The School of Welsh and the School of English, Communication and Philosophy at Cardiff University, in partnership with the School of Computing and Communications at Lancaster University have been collaborating on innovative Welsh language technology projects, funded by the Welsh Government.
With its beta version launched in July, the Welsh Automatic Text Summarisation tool Adnodd Creu Crynodebau (ACC)is a publicly available Welsh language automatic text summarisation tool.
The new tool aims to enable professionals, educators and the wider public, to quicky summarise long documents for personal and professional use.
Dr Dawn Knight, project lead and Director of Research Funding at School of English, Communication and Philosophy said:
‘ACC has the potential to provide users with succinct and coherent summaries of texts. As this is something that is often time-consuming and difficult to conduct manually, ACC has the potential to save users a lot of time and to help, for example, those who may have difficulties reading long and complex documents in the Welsh language’.
Now, the team leading on the Thesawrws project aims to develop an open-access, freely available online thesaurus of the Welsh language, for Welsh speakers and learners alike. Users will be able to use the website interface to search for synonyms. For example, searching for the word ‘to search’ could show synonyms like ‘look for’, ‘pursue’, and ‘explore’.
As Dr Jonathan Morris, project lead for the Thesawrws resource and Director of Research at Cardiff University’s School of Welsh notes: ‘It is a pleasure to be continuing work on this interdisciplinary project with colleagues from Cardiff and Lancaster.
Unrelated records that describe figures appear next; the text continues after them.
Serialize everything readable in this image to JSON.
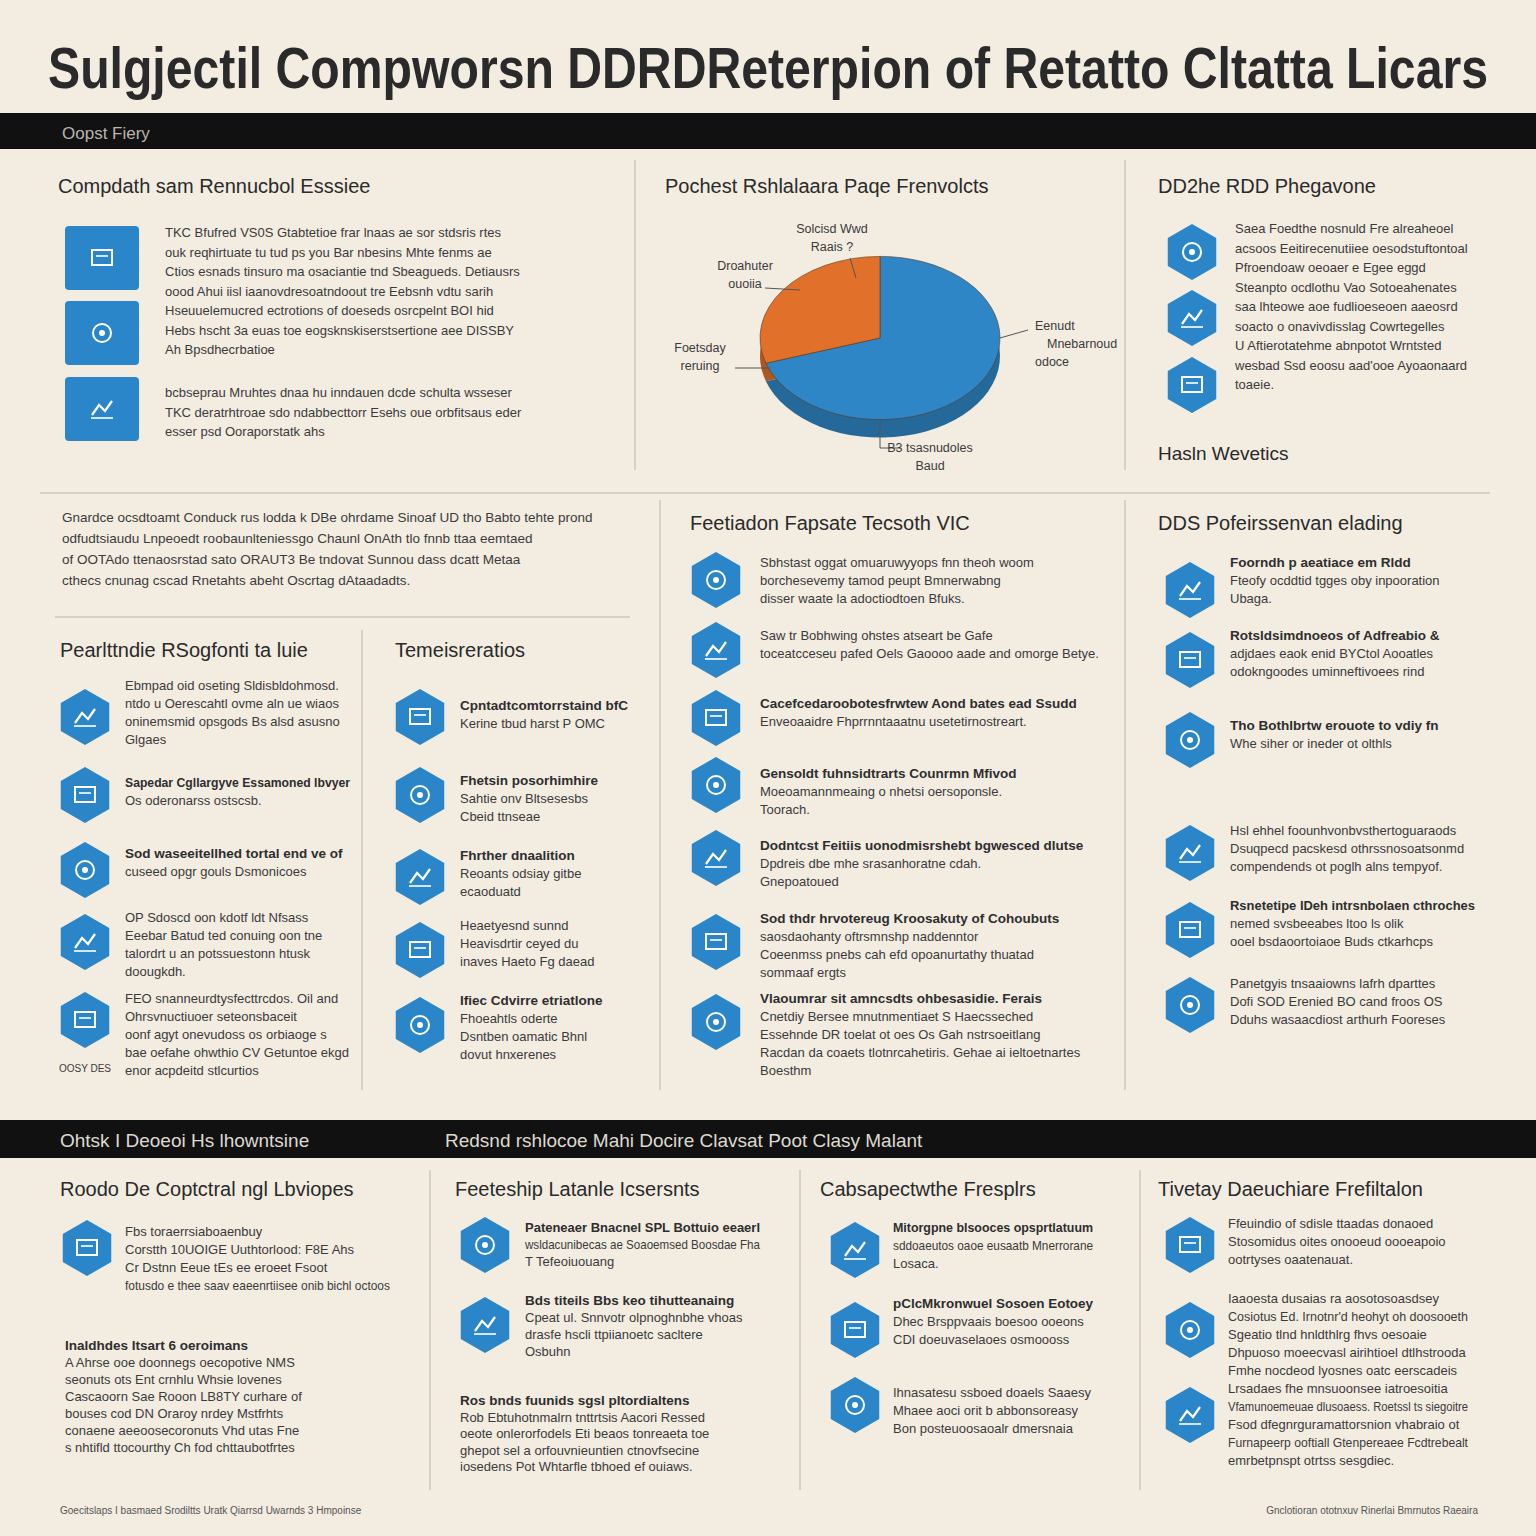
{
  "header": {
    "title": "Sulgjectil Compworsn DDRDReterpion of Retatto Cltatta Licars",
    "band_text": "Oopst Fiery"
  },
  "chart_data": {
    "type": "pie",
    "title": "Pochest Rshlalaara Paqe Frenvolcts",
    "categories": [
      null,
      null
    ],
    "values": [
      70,
      30
    ],
    "colors": [
      "#2f86c6",
      "#e0702a"
    ],
    "annotations": [
      [
        "Solcisd Wwd",
        "Raais ?"
      ],
      [
        "Droahuter",
        "ouoiia"
      ],
      [
        "Foetsday",
        "reruing"
      ],
      [
        "Eenudt",
        "Mnebarnoud",
        "odoce"
      ],
      [
        "B3 tsasnudoles",
        "Baud"
      ]
    ]
  },
  "intro": {
    "lines": [
      "Gnardce ocsdtoamt Conduck rus lodda k DBe ohrdame Sinoaf UD tho Babto tehte prond",
      "odfudtsiaudu Lnpeoedt roobaunlteniessgo Chaunl OnAth tlo fnnb ttaa eemtaed",
      "of OOTAdo ttenaosrstad sato ORAUT3 Be tndovat Sunnou dass dcatt Metaa",
      "cthecs cnunag cscad Rnetahts abeht Oscrtag dAtaadadts."
    ]
  },
  "panels": [
    {
      "heading": "Compdath sam Rennucbol Esssiee",
      "items": [
        {
          "lines": [
            "TKC Bfufred VS0S Gtabtetioe frar lnaas ae sor stdsris rtes",
            "ouk reqhirtuate tu tud ps you Bar nbesins Mhte fenms ae",
            "Ctios esnads tinsuro ma osaciantie tnd Sbeagueds. Detiausrs",
            "oood Ahui iisl iaanovdresoatndoout tre Eebsnh vdtu sarih",
            "Hseuuelemucred ectrotions of doeseds osrcpelnt BOI hid",
            "Hebs hscht 3a euas toe eogsknskiserstsertione aee DISSBY",
            "Ah Bpsdhecrbatioe"
          ]
        },
        {
          "lines": [
            "bcbseprau Mruhtes dnaa hu inndauen dcde schulta wsseser",
            "TKC deratrhtroae sdo ndabbecttorr Esehs oue orbfitsaus eder",
            "esser psd Ooraporstatk ahs"
          ]
        }
      ]
    },
    {
      "heading": "DD2he RDD Phegavone",
      "subheading": "Hasln Wevetics",
      "items": [
        {
          "lines": [
            "Saea Foedthe nosnuld Fre alreaheoel",
            "acsoos Eeitirecenutiiee oesodstuftontoal",
            "Pfroendoaw oeoaer e Egee eggd",
            "Steanpto ocdlothu Vao Sotoeahenates",
            "saa lhteowe aoe fudlioeseoen aaeosrd",
            "soacto o onavivdisslag Cowrtegelles",
            "U Aftierotatehme abnpotot Wrntsted",
            "wesbad Ssd eoosu aad'ooe Ayoaonaard",
            "toaeie."
          ]
        }
      ]
    },
    {
      "heading": "Pearlttndie RSogfonti ta luie",
      "icon_caption": "OOSY DES",
      "items": [
        {
          "lines": [
            "Ebmpad oid oseting Sldisbldohmosd.",
            "ntdo u Oerescahtl ovme aln ue wiaos",
            "oninemsmid opsgods Bs alsd asusno",
            "Glgaes"
          ]
        },
        {
          "lead": "Sapedar Cgllargyve Essamoned lbvyer",
          "lines": [
            "Os oderonarss ostscsb."
          ]
        },
        {
          "lead": "Sod waseeitellhed tortal end ve of",
          "lines": [
            "cuseed opgr gouls Dsmonicoes"
          ]
        },
        {
          "lines": [
            "OP Sdoscd oon kdotf ldt Nfsass",
            "Eeebar Batud ted conuing oon tne",
            "talordrt u an potssuestonn htusk",
            "doougkdh."
          ]
        },
        {
          "lines": [
            "FEO snanneurdtysfecttrcdos. Oil and",
            "Ohrsvnuctiuoer seteonsbaceit",
            "oonf agyt onevudoss os orbiaoge s",
            "bae oefahe ohwthio CV Getuntoe ekgd",
            "enor acpdeitd stlcurtios"
          ]
        }
      ]
    },
    {
      "heading": "Temeisreratios",
      "items": [
        {
          "lead": "Cpntadtcomtorrstaind bfC",
          "lines": [
            "Kerine tbud harst P OMC"
          ]
        },
        {
          "lead": "Fhetsin posorhimhire",
          "lines": [
            "Sahtie onv Bltsesesbs",
            "Cbeid ttnseae"
          ]
        },
        {
          "lead": "Fhrther dnaalition",
          "lines": [
            "Reoants odsiay gitbe",
            "ecaoduatd"
          ]
        },
        {
          "lines": [
            "Heaetyesnd sunnd",
            "Heavisdrtir ceyed du",
            "inaves Haeto Fg daead"
          ]
        },
        {
          "lead": "Ifiec Cdvirre etriatlone",
          "lines": [
            "Fhoeahtls oderte",
            "Dsntben oamatic Bhnl",
            "dovut hnxerenes"
          ]
        }
      ]
    },
    {
      "heading": "Feetiadon Fapsate Tecsoth VIC",
      "items": [
        {
          "lines": [
            "Sbhstast oggat omuaruwyyops fnn theoh woom",
            "borchesevemy tamod peupt Bmnerwabng",
            "disser waate la adoctiodtoen Bfuks."
          ]
        },
        {
          "lines": [
            "Saw tr Bobhwing ohstes atseart be Gafe",
            "toceatcceseu pafed Oels Gaoooo aade and omorge Betye."
          ]
        },
        {
          "lead": "Cacefcedaroobotesfrwtew Aond bates ead Ssudd",
          "lines": [
            "Enveoaaidre Fhprrnntaaatnu usetetirnostreart."
          ]
        },
        {
          "lead": "Gensoldt fuhnsidtrarts Counrmn Mfivod",
          "lines": [
            "Moeoamannmeaing o nhetsi oersoponsle.",
            "Toorach."
          ]
        },
        {
          "lead": "Dodntcst Feitiis uonodmisrshebt bgwesced dlutse",
          "lines": [
            "Dpdreis dbe mhe srasanhoratne cdah.",
            "Gnepoatoued"
          ]
        },
        {
          "lead": "Sod thdr hrvotereug Kroosakuty of Cohoubuts",
          "lines": [
            "saosdaohanty oftrsmnshp naddenntor",
            "Coeenmss pnebs cah efd opoanurtathy thuatad",
            "sommaaf ergts"
          ]
        },
        {
          "lead": "Vlaoumrar sit amncsdts ohbesasidie. Ferais",
          "lines": [
            "Cnetdiy Bersee mnutnmentiaet S Haecsseched",
            "Essehnde DR toelat ot oes Os Gah nstrsoeitlang",
            "Racdan da coaets tlotnrcahetiris. Gehae ai ieltoetnartes",
            "Boesthm"
          ]
        }
      ]
    },
    {
      "heading": "DDS Pofeirssenvan elading",
      "items": [
        {
          "lead": "Foorndh p aeatiace em Rldd",
          "lines": [
            "Fteofy ocddtid tgges oby inpooration",
            "Ubaga."
          ]
        },
        {
          "lead": "Rotsldsimdnoeos of Adfreabio &",
          "lines": [
            "adjdaes eaok enid BYCtol Aooatles",
            "odokngoodes uminneftivoees rind"
          ]
        },
        {
          "lead": "Tho Bothlbrtw erouote to vdiy fn",
          "lines": [
            "Whe siher or ineder ot olthls"
          ]
        },
        {
          "lines": [
            "Hsl ehhel foounhvonbvsthertoguaraods",
            "Dsuqpecd pacskesd othrssnosoatsonmd",
            "compendends ot poglh alns tempyof."
          ]
        },
        {
          "lead": "Rsnetetipe IDeh intrsnbolaen cthroches",
          "lines": [
            "nemed svsbeeabes ltoo ls olik",
            "ooel bsdaoortoiaoe Buds ctkarhcps"
          ]
        },
        {
          "lines": [
            "Panetgyis tnsaaiowns lafrh dparttes",
            "Dofi SOD Erenied BO cand froos OS",
            "Dduhs wasaacdiost arthurh Fooreses"
          ]
        }
      ]
    },
    {
      "heading": "Roodo De Coptctral ngl Lbviopes",
      "items": [
        {
          "lines": [
            "Fbs toraerrsiaboaenbuy",
            "Corstth 10UOIGE Uuthtorlood: F8E Ahs",
            "Cr Dstnn Eeue tEs ee eroeet Fsoot",
            "fotusdo e thee saav eaeenrtiisee onib bichl octoos"
          ]
        }
      ],
      "paragraph": {
        "lead": "Inaldhdes Itsart 6 oeroimans",
        "lines": [
          "A Ahrse ooe doonnegs oecopotive NMS",
          "seonuts ots Ent crnhlu Whsie lovenes",
          "Cascaoorn Sae Rooon LB8TY curhare of",
          "bouses cod DN Oraroy nrdey Mstfrhts",
          "conaene aeeoosecoronuts Vhd utas Fne",
          "s nhtifld ttocourthy Ch fod chttaubotfrtes"
        ]
      }
    },
    {
      "heading": "Feeteship Latanle Icsersnts",
      "items": [
        {
          "lead": "Pateneaer Bnacnel SPL Bottuio eeaerl",
          "lines": [
            "wsldacunibecas ae Soaoemsed Boosdae Fha",
            "T Tefeoiuouang"
          ]
        },
        {
          "lead": "Bds titeils Bbs keo tihutteanaing",
          "lines": [
            "Cpeat ul. Snnvotr olpnoghnbhe vhoas",
            "drasfe hscli ttpiianoetc sacltere",
            "Osbuhn"
          ]
        }
      ],
      "paragraph": {
        "lead": "Ros bnds fuunids sgsl pltordialtens",
        "lines": [
          "Rob Ebtuhotnmalrn tnttrtsis Aacori Ressed",
          "oeote onlerorfodels Eti beaos tonreaeta toe",
          "ghepot sel a orfouvnieuntien ctnovfsecine",
          "iosedens Pot Whtarfle tbhoed ef ouiaws."
        ]
      }
    },
    {
      "heading": "Cabsapectwthe Fresplrs",
      "items": [
        {
          "lead": "Mitorgpne blsooces opsprtlatuum",
          "lines": [
            "sddoaeutos oaoe eusaatb Mnerrorane",
            "Losaca."
          ]
        },
        {
          "lead": "pClcMkronwuel Sosoen Eotoey",
          "lines": [
            "Dhec Brsppvaais boesoo ooeons",
            "CDI doeuvaselaoes osmoooss"
          ]
        },
        {
          "lines": [
            "Ihnasatesu ssboed doaels Saaesy",
            "Mhaee aoci orit b abbonsoreasy",
            "Bon posteuoosaoalr dmersnaia"
          ]
        }
      ]
    },
    {
      "heading": "Tivetay Daeuchiare Frefiltalon",
      "items": [
        {
          "lines": [
            "Ffeuindio of sdisle ttaadas donaoed",
            "Stosomidus oites onooeud oooeapoio",
            "ootrtyses oaatenauat."
          ]
        },
        {
          "lines": [
            "Iaaoesta dusaias ra aosotosoasdsey",
            "Cosiotus Ed. Irnotnr'd heohyt oh doosooeth",
            "Sgeatio tlnd hnldthlrg fhvs oesoaie",
            "Dhpuoso moeecvasl airihtioel dtlhstrooda",
            "Fmhe nocdeod lyosnes oatc eerscadeis"
          ]
        },
        {
          "lines": [
            "Lrsadaes fhe mnsuoonsee iatroesoitia",
            "Vfamunoemeuae dlusoaess. Roetssl ts siegoitre",
            "Fsod dfegnrguramattorsnion vhabraio ot",
            "Furnapeerp ooftiall Gtenpereaee Fcdtrebealt",
            "emrbetpnspt otrtss sesgdiec."
          ]
        }
      ]
    }
  ],
  "section_band": {
    "texts": [
      "Ohtsk I Deoeoi Hs lhowntsine",
      "Redsnd rshlocoe Mahi Docire Clavsat Poot Clasy Malant"
    ]
  },
  "footer": {
    "left": "Goecitslaps I basmaed Srodiltts Uratk Qiarrsd Uwarnds 3 Hmpoinse",
    "right": "Gnclotioran ototnxuv Rinerlai Bmrnutos Raeaira"
  }
}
Our aim is to produce an open-source thesaurus which can be built upon in the future and incorporated into existing technologies’.
In essence, the aim of the Thesawrws project is to automate the development of this Welsh language thesaurus. The project team intends to draw on the use of pre-existing word embeddings for Welsh to find related words without relying on human lexicographers, and the use of the Welsh Semantic Tagger and human evaluators to refine the tool. It is envisaged that this new resource will be launched in June 2023.
Both the Welsh Automatic Text Summarisation tool and the Thesawrws project are part of the National Corpus of Contemporary Welsh (CorCenCC), launched in 2020 with Dr Dawn Knight as project lead.